The key take home message is that “normal saline and other unbuffered crystalloid solutions should be avoided in resuscitating seriously ill patients,” according to the authors, who believe the findings might be relevant to adults as well as children.

The controversy about the role of volume expansion for management of shock was ignited by a 2011 trial called FEAST (N Engl J Med. 2011;364:2483-95). That trial, which randomized African children with severe febrile illness to a bolus of 20-40 mg of 5% albumin solution, a bolus of 0.9% saline solution, or no bolus, was halted early when 48-hour mortality data showed a lower death rate in the no bolus group (7.3%) than either the albumin (10.6%) or saline (10.5%) bolus groups.

The FEAST result was unexpected and so contrary to accepted thinking that it prompted widespread debate, including whether findings in the resource-poor area of the world where the FEAST trial was conducted could be extrapolated to centers elsewhere in the world. Arguing for benefit, fluid resuscitation is known to increase pulse pressure and urinary output. Arguing against benefit, pulmonary edema is a known complication of bolus fluid replacement.

In an attempt to address and potentially resolve this controversy, data collected in the FEAST trial along with four other sets of data involving volume expansion in critically ill children were evaluated with a focus on changes in cardiovascular, neurological, and respiratory function. Analysis of blood biochemistry and blood oxygen transport were also conducted.

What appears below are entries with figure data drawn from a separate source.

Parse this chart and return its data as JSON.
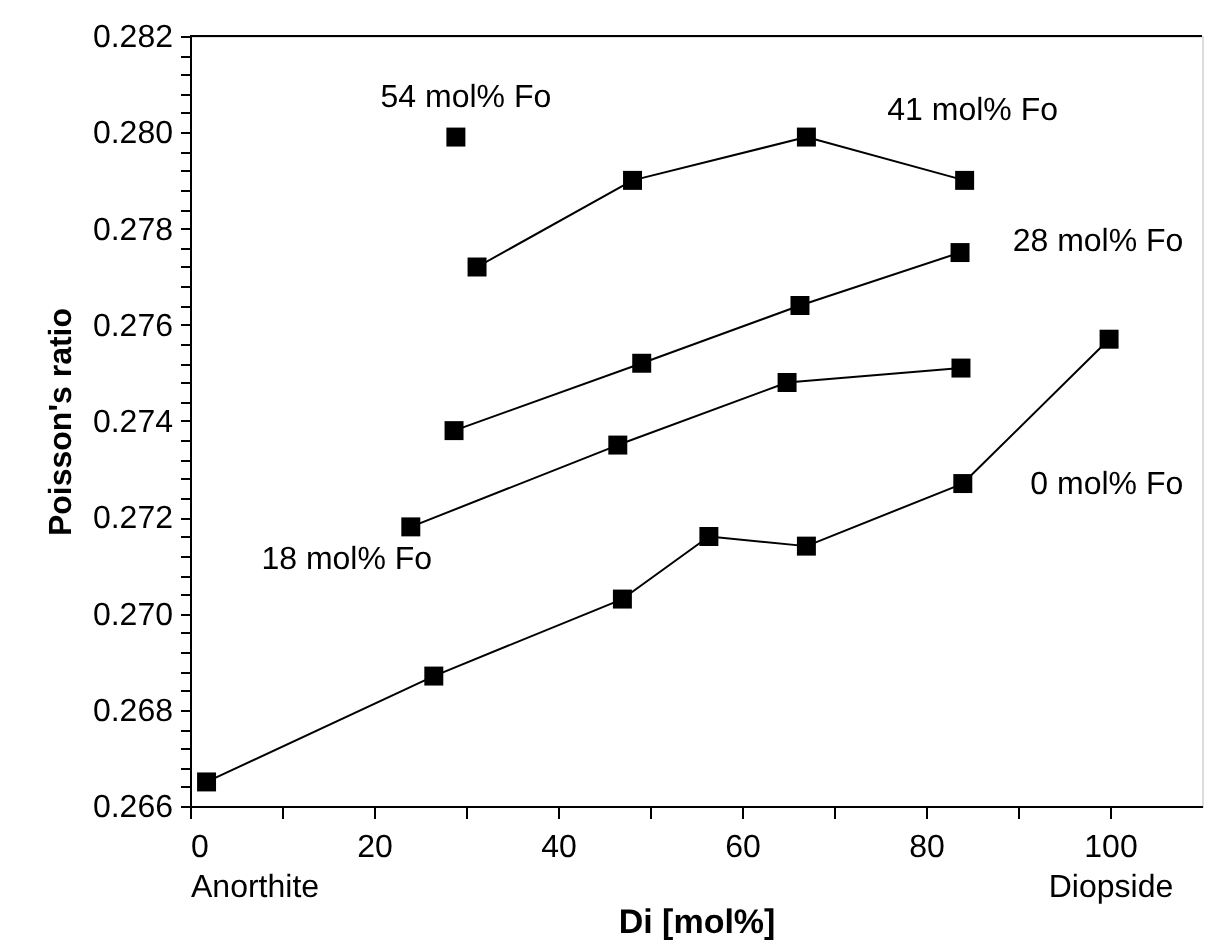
{
  "chart_data": {
    "type": "line",
    "xlabel": "Di [mol%]",
    "ylabel": "Poisson's ratio",
    "marker": "square",
    "line_style": "solid",
    "grid": false,
    "series": [
      {
        "name": "0 mol% Fo",
        "color": "#000000",
        "x": [
          1.8,
          26.5,
          47.0,
          56.4,
          67.0,
          84.0,
          99.9
        ],
        "values": [
          0.2665,
          0.2687,
          0.2703,
          0.2716,
          0.2714,
          0.2727,
          0.2757
        ]
      },
      {
        "name": "18 mol% Fo",
        "color": "#000000",
        "x": [
          24.0,
          46.5,
          64.9,
          83.8
        ],
        "values": [
          0.2718,
          0.2735,
          0.2748,
          0.2751
        ]
      },
      {
        "name": "28 mol% Fo",
        "color": "#000000",
        "x": [
          28.7,
          49.1,
          66.3,
          83.7
        ],
        "values": [
          0.2738,
          0.2752,
          0.2764,
          0.2775
        ]
      },
      {
        "name": "41 mol% Fo",
        "color": "#000000",
        "x": [
          31.2,
          48.1,
          67.0,
          84.2
        ],
        "values": [
          0.2772,
          0.279,
          0.2799,
          0.279
        ]
      },
      {
        "name": "54 mol% Fo",
        "color": "#000000",
        "x": [
          28.9
        ],
        "values": [
          0.2799
        ]
      }
    ],
    "xlim": [
      0,
      110
    ],
    "xticks": [
      {
        "value": 0,
        "label": "0\nAnorthite"
      },
      {
        "value": 10,
        "label": null
      },
      20,
      {
        "value": 30,
        "label": null
      },
      40,
      {
        "value": 50,
        "label": null
      },
      60,
      {
        "value": 70,
        "label": null
      },
      80,
      {
        "value": 90,
        "label": null
      },
      {
        "value": 100,
        "label": "100\nDiopside"
      }
    ],
    "ylim": [
      0.266,
      0.282
    ],
    "yticks": [
      {
        "value": 0.266,
        "label": "0.266"
      },
      {
        "value": 0.2664,
        "label": null
      },
      {
        "value": 0.2668,
        "label": null
      },
      {
        "value": 0.2672,
        "label": null
      },
      {
        "value": 0.2676,
        "label": null
      },
      {
        "value": 0.268,
        "label": "0.268"
      },
      {
        "value": 0.2684,
        "label": null
      },
      {
        "value": 0.2688,
        "label": null
      },
      {
        "value": 0.2692,
        "label": null
      },
      {
        "value": 0.2696,
        "label": null
      },
      {
        "value": 0.27,
        "label": "0.270"
      },
      {
        "value": 0.2704,
        "label": null
      },
      {
        "value": 0.2708,
        "label": null
      },
      {
        "value": 0.2712,
        "label": null
      },
      {
        "value": 0.2716,
        "label": null
      },
      {
        "value": 0.272,
        "label": "0.272"
      },
      {
        "value": 0.2724,
        "label": null
      },
      {
        "value": 0.2728,
        "label": null
      },
      {
        "value": 0.2732,
        "label": null
      },
      {
        "value": 0.2736,
        "label": null
      },
      {
        "value": 0.274,
        "label": "0.274"
      },
      {
        "value": 0.2744,
        "label": null
      },
      {
        "value": 0.2748,
        "label": null
      },
      {
        "value": 0.2752,
        "label": null
      },
      {
        "value": 0.2756,
        "label": null
      },
      {
        "value": 0.276,
        "label": "0.276"
      },
      {
        "value": 0.2764,
        "label": null
      },
      {
        "value": 0.2768,
        "label": null
      },
      {
        "value": 0.2772,
        "label": null
      },
      {
        "value": 0.2776,
        "label": null
      },
      {
        "value": 0.278,
        "label": "0.278"
      },
      {
        "value": 0.2784,
        "label": null
      },
      {
        "value": 0.2788,
        "label": null
      },
      {
        "value": 0.2792,
        "label": null
      },
      {
        "value": 0.2796,
        "label": null
      },
      {
        "value": 0.28,
        "label": "0.280"
      },
      {
        "value": 0.2804,
        "label": null
      },
      {
        "value": 0.2808,
        "label": null
      },
      {
        "value": 0.2812,
        "label": null
      },
      {
        "value": 0.2816,
        "label": null
      },
      {
        "value": 0.282,
        "label": "0.282"
      }
    ]
  }
}
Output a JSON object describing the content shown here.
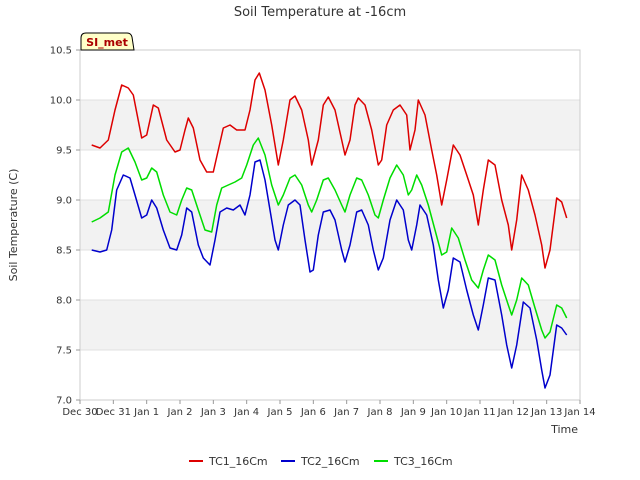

The cardiovascular, respiratory, and neurologic functions were scored on the basis of objective measurements, such as heart rate, respiratory rate, and blood pressure. These measures were evaluated prior to fluid administration and at 1 hour, 4 hours, 8 hours, 24 hours, and 48 hours after fluid administration. Odds ratio (OR) of an adverse outcome were evaluated in the context of each 10-unit change in these scores.

Relative to baseline, there was worsening respiratory and neurological function after fluid administration. Although cardiovascular function improved, hemoglobin concentrations were lower in those who received fluid than in those who did not. Fluid resuscitation was also associated with lower bicarbonate and increased base deficit and chloride at 24 hours.

Regression modeling with physiological variables suggests “that the increased mortality in FEAST can be explained by bolus-induced worsening in respiratory and neurological function, hemodilution, and hyperchloremic acidosis,” according to the authors.

Analyses of the four other sets of data, which included children treated for meningococcal sepsis in the United Kingdom, acutely ill with malaria treated in Malawi, and cohorts of children in South Africa and a London hospital for acute illnesses, provided supportive data.

Although this analysis does not address the value of administering buffered solutions in low volumes, the authors concluded that the data from the FEAST trial are generalizable. They challenge the routine use of bolus infusions of saline or albumin in the initial management of shock, which has been guideline recommended. The risks of fluid resuscitation might be particularly high among children who already have compromised respiratory or neurologic function.